In re Estate of the Late Gabriel Ndetia Meoli (Deceased) [2024] KEHC 5347 (KLR)
Full Case Text
In re Estate of the Late Gabriel Ndetia Meoli (Deceased) (Succession Cause 45 of 2003) [2024] KEHC 5347 (KLR) (26 April 2024) (Ruling)
Neutral citation: [2024] KEHC 5347 (KLR)
Republic of Kenya
In the High Court at Machakos
Succession Cause 45 of 2003
MW Muigai, J
April 26, 2024
Between
Joyce Milanoi Meoli
1st Applicant
Raphael Nzioka Kiluva
2nd Applicant
Jeane Mutheu Kiluva
3rd Applicant
Allan Mutie Kiluva
4th Applicant
and
Margaret Gabriel Meoli
1st Respondent
Stephen Lukeine Meoli
2nd Respondent
Ruling
1. By a Summons for Revocation or Annulment of Grant dated 13TH October 2023 the Applicants herein sought the following orders:-1. THAT the grant of letters of Administration intestate made and issued to Margaret Gabriel Meoli and Stephen Lukeine Meoli on 4th July 2003 and confirmed on 24th January 2009 be revoked or annulled
2. THAT the costs of the application be provided for and be borne by the respondents.

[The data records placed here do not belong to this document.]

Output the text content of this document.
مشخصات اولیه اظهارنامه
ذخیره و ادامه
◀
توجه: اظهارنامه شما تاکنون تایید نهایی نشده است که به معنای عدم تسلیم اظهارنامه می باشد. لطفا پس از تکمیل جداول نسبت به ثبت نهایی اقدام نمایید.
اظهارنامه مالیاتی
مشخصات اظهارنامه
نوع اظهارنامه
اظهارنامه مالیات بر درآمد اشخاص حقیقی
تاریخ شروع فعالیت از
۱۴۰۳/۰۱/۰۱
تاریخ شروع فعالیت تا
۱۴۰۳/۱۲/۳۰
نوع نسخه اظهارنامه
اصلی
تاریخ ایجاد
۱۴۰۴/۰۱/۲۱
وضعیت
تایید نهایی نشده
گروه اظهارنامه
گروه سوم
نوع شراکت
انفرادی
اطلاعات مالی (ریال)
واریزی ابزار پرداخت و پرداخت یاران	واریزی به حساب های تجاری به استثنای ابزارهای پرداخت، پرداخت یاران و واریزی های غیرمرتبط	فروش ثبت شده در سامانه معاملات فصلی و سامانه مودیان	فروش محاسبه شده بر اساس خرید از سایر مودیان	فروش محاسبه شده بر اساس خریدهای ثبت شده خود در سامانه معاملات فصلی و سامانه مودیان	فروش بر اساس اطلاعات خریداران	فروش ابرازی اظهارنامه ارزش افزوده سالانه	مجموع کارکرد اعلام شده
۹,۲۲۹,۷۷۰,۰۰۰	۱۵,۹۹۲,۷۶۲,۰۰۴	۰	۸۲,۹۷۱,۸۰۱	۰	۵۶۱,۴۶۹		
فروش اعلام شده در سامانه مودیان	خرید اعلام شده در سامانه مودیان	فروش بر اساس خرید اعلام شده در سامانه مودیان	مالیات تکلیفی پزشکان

2. The Chamber Summons is based on the following grounds:-a.That the proceedings to obtain the grant were defective in substance.b.That the grant was obtained fraudulently by the making of a false statement and by concealment from the court of material facts to the case.c.That the grant was obtained by an untrue allegations of facts essential in point of law to justify the grant not withstanding that the allegations were made in ignorance and inadvertentlyd.That the whole succession process was conducted in utter secrecy to the extent that the applicants had to take out citation proceedings at the High Court Kajiado to get a disclosure as to what transpired
3. The Summons is supported by the affidavit of Joyce Milanoi Meoli. According to the deponent, the deceased died on 20th September 1995 and letters of administration intestate were made to Margaret Meoli and Stephen Meoli by the court on 4th July 2003
4. The 1st Applicant averred that the proceedings to obtain the grant were defective in substance in that the administrators of the estate never included deceased’s daughter one the late Phike Meoli and/ or her estate who was a daughter to the deceased survived by a husband, daughter and son who were also the applicants and are entitled to the estate of Gabriel Ndetia Meoli (deceased) and were left out of the proceedings
5. The Applicant averred that the grant was obtained fraudulently by the making of a false statement and by the concealment from the court of the material facts to the case. The respondents carried out the proceedings in secrecy, misinformation and non- disclosure of all the beneficiaries of the estate and thus attempting to disinherit them. The record shows that the 1st applicant’s signature does not appear in any document in the proceedings for the letters of administration intestate and or confirmation of grant.
6. The Applicant further averred that in order to hide and or mislead the court, the respondents fraudulently indicated on the court documents- that the applicant refused to sign the documents when in fact they never conveyed the documents to her and involve her in the proceedings.
7. It was deposed that the grant was obtained by means of an untrue allegations of facts essential in point of law to justify the grant not withstanding that the allegation was made in ignorance or inadvertently.
8. The applicant deponed that subsequently the property and or the assets of the estate of the deceased including Loitoktok/Olkaria/36 and 223 were registered under the names of the respondents as a trustee for the other beneficiaries. Full disclosure of the inventory of the estate has never been made to them as a family and beneficiaries of their deceased father.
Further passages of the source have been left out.